Dengan demikian, berita terbaru tentang disebutnya nama Djaka dan sejumlah pejabat bea cukai yang telah menjadi terdakwa dalam persidangan Blueray Cargo bukanlah peristiwa yang "mengagetkan". 

Kasus itu merupakan episode dari modus operandi yang telah lama tampak, yaitu diskresi besar, pengawasan lemah, jaringan informal yang kuat, dan sistem merit yang mulai rusak sejak proses pengisian jabatan tertinggi. 

Menkeu Purbaya tidak cukup mengatakan “kalau terbukti ya”. Sebab, yang harus dibuktikan di pengadilan adalah kesalahan pidana seseorang. 

Sementara yang sudah tampak secara kebijakan adalah kegagalan sistem pengawasan, kegagalan meritokrasi, dan kegagalan reformasi birokrasi mencegah berulangnya korupsi kepabeanan.

Baca juga: Membaca Kehebatan Persib yang Berpeluang Hattrick Juara

Menteri Keuangan disarankan segera mencopot Dirjen Bea Cukai dan selanjutnya melalukan empat langkah:

Langkah pertama, seluruh pejabat level atas dan menengah DJBC, terutama eselon II dan III yang menguasai diskresi strategis dan teknis, perlu diganti.

Pergantian ini bukan sebagai hukuman kolektif, melainkan strategi dekonsolidasi jaringan informal.

Pejabat baru dapat berasal dari luar DJBC, baik dari unit lain di Kemenkeu, maupun dari luar Kemenkeu melalui mekanisme terbuka.

Rotasi atau mutasi antar unit eselon I harus diterapkan secara masif.

Langkah kedua, sistem merit harus dipulihkan. Jabatan Dirjen, direktur, kepala kanwil, hingga kepala kantor tidak boleh lagi menjadi ruang kompromi politik, kedekatan personal, atau penempatan aktor eksternal tanpa uji kompetensi yang transparan.

Jika reformasi birokrasi dilanggar sejak proses pengangkatan pejabat tertinggi, sulit berharap pejabat tersebut akan menjadi aktor reformasi birokrasi.

Langkah ketiga, digitalisasi proses bisnis kepabeanan harus dipercepat.

Digitalisasi bukan sekadar membuat aplikasi, melainkan mengurangi ruang tatap muka, menutup intervensi manual, membangun jejak audit, dan memastikan keputusan jalur merah-hijau tidak dapat diperdagangkan.

Langkah keempat, perlu verifikasi menyeluruh dan detil terhadap LHKPN dan LHKASN pejabat serta pegawai Bea Cukai, bekerja sama dengan KPK dan PPATK.

Baca juga: Harga Mahal Menjaga Rupiah

Korupsi kepabeanan akan meninggalkan jejak pada oknum mulai dari penambahan kekayaan, transaksi, aset tanah, kendaraan, aset finansial, dan kepemilihan perusahaan/badan hukum.

Kasus Bea Cukai terbaru harus menjadi momentum untuk membongkar Bea Cukai secara total. 

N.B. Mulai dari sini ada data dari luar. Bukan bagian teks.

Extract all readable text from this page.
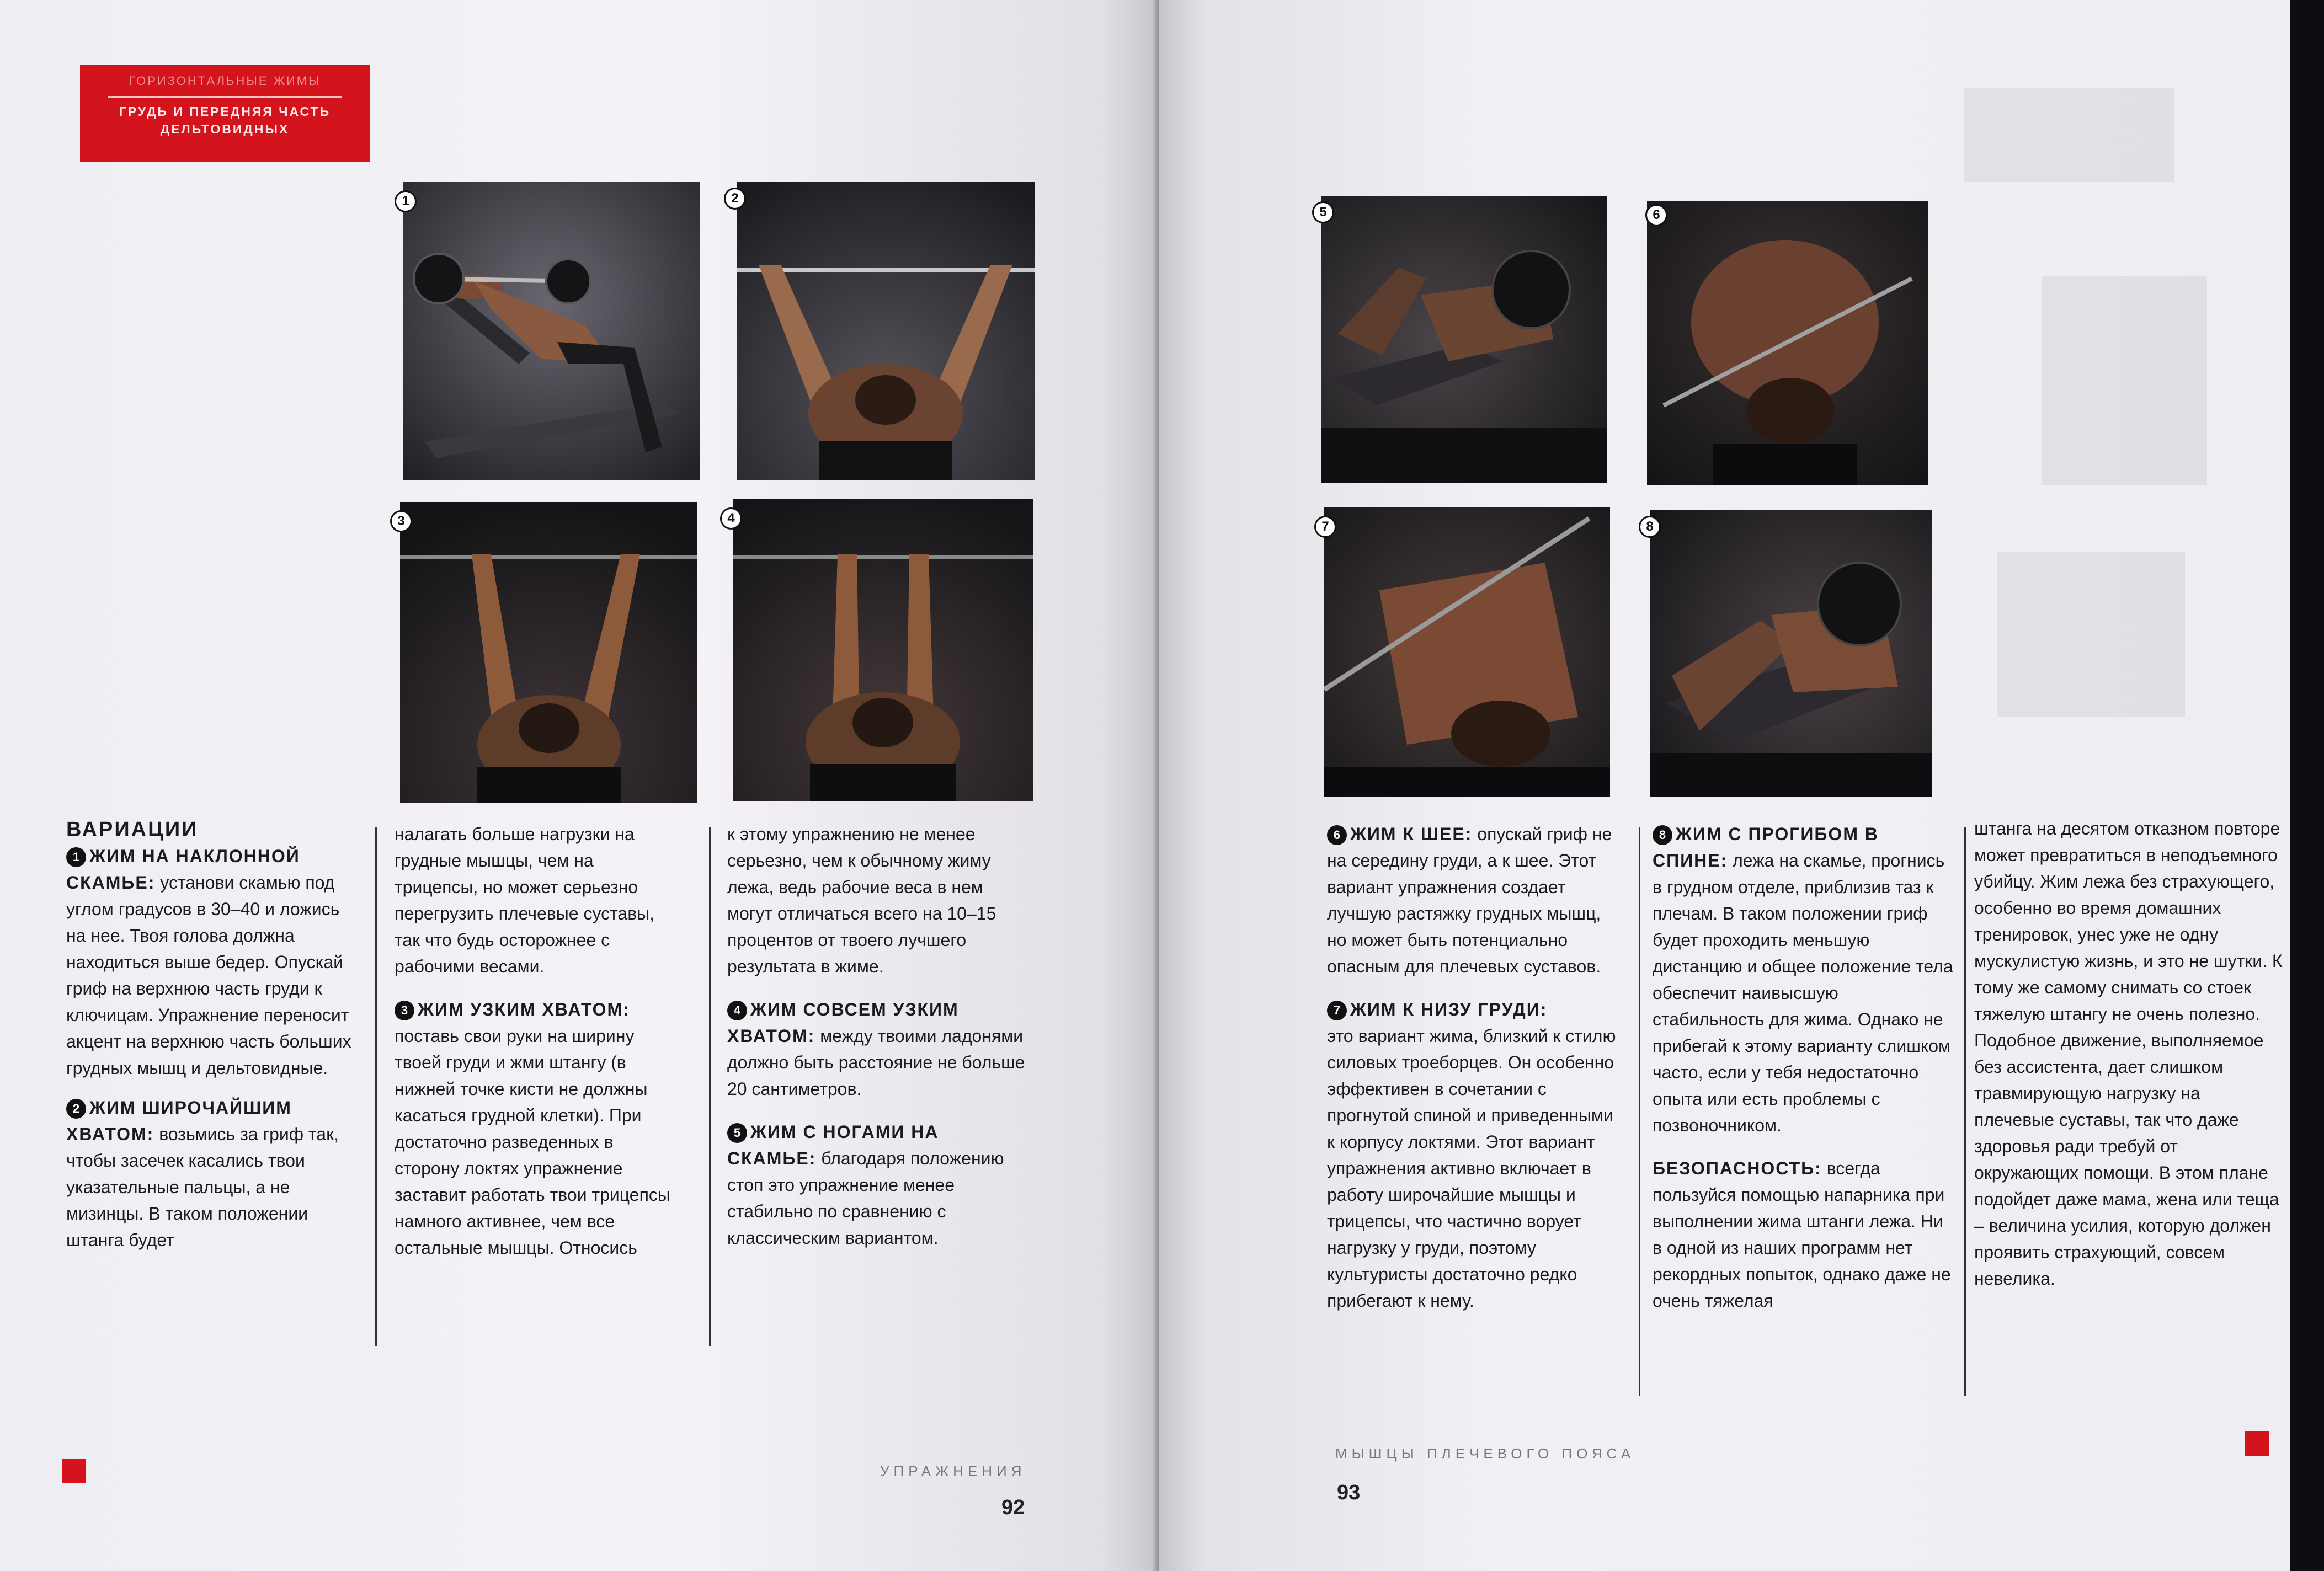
ГОРИЗОНТАЛЬНЫЕ ЖИМЫ
ГРУДЬ И ПЕРЕДНЯЯ ЧАСТЬ ДЕЛЬТОВИДНЫХ
1	2
3	4

ВАРИАЦИИ

1 ЖИМ НА НАКЛОННОЙ СКАМЬЕ: установи скамью под углом градусов в 30–40 и ложись на нее. Твоя голова должна находиться выше бедер. Опускай гриф на верхнюю часть груди к ключицам. Упражнение переносит акцент на верхнюю часть больших грудных мышц и дельтовидные.

2 ЖИМ ШИРОЧАЙШИМ ХВАТОМ: возьмись за гриф так, чтобы засечек касались твои указательные пальцы, а не мизинцы. В таком положении штанга будет

налагать больше нагрузки на грудные мышцы, чем на трицепсы, но может серьезно перегрузить плечевые суставы, так что будь осторожнее с рабочими весами.

3 ЖИМ УЗКИМ ХВАТОМ: поставь свои руки на ширину твоей груди и жми штангу (в нижней точке кисти не должны касаться грудной клетки). При достаточно разведенных в сторону локтях упражнение заставит работать твои трицепсы намного активнее, чем все остальные мышцы. Относись

к этому упражнению не менее серьезно, чем к обычному жиму лежа, ведь рабочие веса в нем могут отличаться всего на 10–15 процентов от твоего лучшего результата в жиме.

4 ЖИМ СОВСЕМ УЗКИМ ХВАТОМ: между твоими ладонями должно быть расстояние не больше 20 сантиметров.

5 ЖИМ С НОГАМИ НА СКАМЬЕ: благодаря положению стоп это упражнение менее стабильно по сравнению с классическим вариантом.

УПРАЖНЕНИЯ
92
5	6
7	8

6 ЖИМ К ШЕЕ: опускай гриф не на середину груди, а к шее. Этот вариант упражнения создает лучшую растяжку грудных мышц, но может быть потенциально опасным для плечевых суставов.

7 ЖИМ К НИЗУ ГРУДИ:
это вариант жима, близкий к стилю силовых троеборцев. Он особенно эффективен в сочетании с прогнутой спиной и приведенными к корпусу локтями. Этот вариант упражнения активно включает в работу широчайшие мышцы и трицепсы, что частично ворует нагрузку у груди, поэтому культуристы достаточно редко прибегают к нему.

8 ЖИМ С ПРОГИБОМ В СПИНЕ: лежа на скамье, прогнись в грудном отделе, приблизив таз к плечам. В таком положении гриф будет проходить меньшую дистанцию и общее положение тела обеспечит наивысшую стабильность для жима. Однако не прибегай к этому варианту слишком часто, если у тебя недостаточно опыта или есть проблемы с позвоночником.

БЕЗОПАСНОСТЬ: всегда пользуйся помощью напарника при выполнении жима штанги лежа. Ни в одной из наших программ нет рекордных попыток, однако даже не очень тяжелая

штанга на десятом отказном повторе может превратиться в неподъемного убийцу. Жим лежа без страхующего, особенно во время домашних тренировок, унес уже не одну мускулистую жизнь, и это не шутки. К тому же самому снимать со стоек тяжелую штангу не очень полезно. Подобное движение, выполняемое без ассистента, дает слишком травмирующую нагрузку на плечевые суставы, так что даже здоровья ради требуй от окружающих помощи. В этом плане подойдет даже мама, жена или теща – величина усилия, которую должен проявить страхующий, совсем невелика.

МЫШЦЫ ПЛЕЧЕВОГО ПОЯСА
93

Bea Cukai tidak kekurangan pegawai baik. Justru karena masih banyak pegawai baik, organisasi ini harus diselamatkan dari jaringan informal, diskresi gelap, dan praktik pengangkatan jabatan yang merusak sistem merit. 

Reformasi Bea Cukai telah menjadi kebutuhan politik, tidak hanya kebutuhan teknokratis. Sehingga langkah pencopotan Dirjen Bea Cukai harus segera dilakukan.

Last but not least, publik kini menanti ketegasan Presiden Prabowo Subianto dan Menteri Keuangan Purbaya Yudhi Sadewa untuk segera mencopot Djaka Budhi Utama dari jabatan Direktur Jenderal Bea dan Cukai.

Memang, perkara ini masih dalam proses pengembangan oleh KPK dan Djaka belum ditetapkan sebagai tersangka.

Pemberhentian dari jabatan bukanlah vonis pidana.

Pemberhentian adalah langkah administratif dan etika untuk memulihkan kepercayaan masyarakat, menjaga marwah Kementerian Keuangan, serta memastikan proses penegakan hukum berjalan bebas dari bayang-bayang intervensi jabatan.